Himawan menyebut tersangka yang telah ditetapkan sebagai buronan inisial FA, berperan sebagai editor video meniru pejabat negara untuk menipu bersama tersangka AMA.

“Di mana tersangka dibantu oleh seseorang dengan inisial FA yang saat ini itu sudah kita taruh sebagai DPO. Yang bertugas menyiapkan video deepfake atau yang mengedit tersebut,” jelasnya.

Sementara untuk peran AMA menyebarluaskan video deepfake tersebut ke media sosial yang telah dibuatnya. 

Diketahui bahwa wajah dan suara seperti Presiden Prabowo Subianto, Wakil Presiden Gibran Rakabuming Raka, Ibu Sri Mulyani dan pejabat negara lainnya. 
Seolah-olah menyampaikan pernyataan pemerintah menawarkan bantuan kepada masyarakat yang membutuhkan.

“Pengungkapan kasus ini dilakukan untuk menjaga marwah kewibawaan pemerintah Bapak Presiden Prabowo Subianto dan kabinetnya agar tidak menimbulkan distrust dari masyarakat,” kata Himawan.

Karena, akibat tindakan AMA bersama FA yang sudah berlangsung sejak 2020 dengan konten-konten yang disebarkan.
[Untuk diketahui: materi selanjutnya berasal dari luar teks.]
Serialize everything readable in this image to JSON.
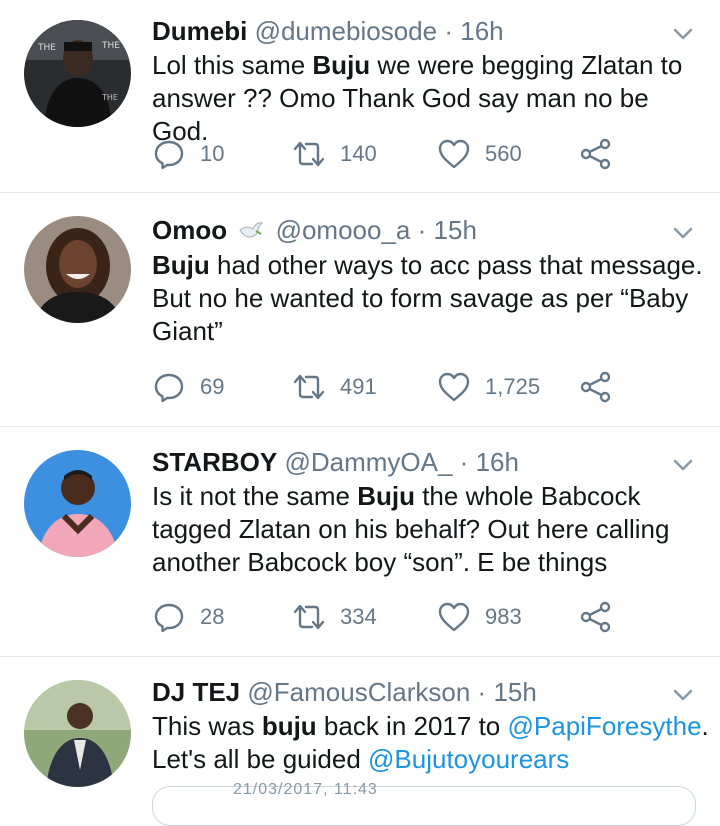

Keduanya berhasil meraup keuntungan yang diterima kurang lebih sebesar Rp 30 juta selama 4 bulan terakhir.

Atas tindakannya, dijerat Pasal 51 ayat (1) Jo Pasal 35 Undang-Undang Nomor 1 Tahun 2024 tentang Perubahan Kedua Atas Undang-Undang Nomor 11 Tahun 2008 tentang Informasi dan Transaksi Elektronik.

Lalu Pasal 378 KUHPidana; dengan ancaman hukuman penjara paling singkat empat tahun dan paling lama dua belas tahun dan denda paling banyak Rp. 12.000.000.000.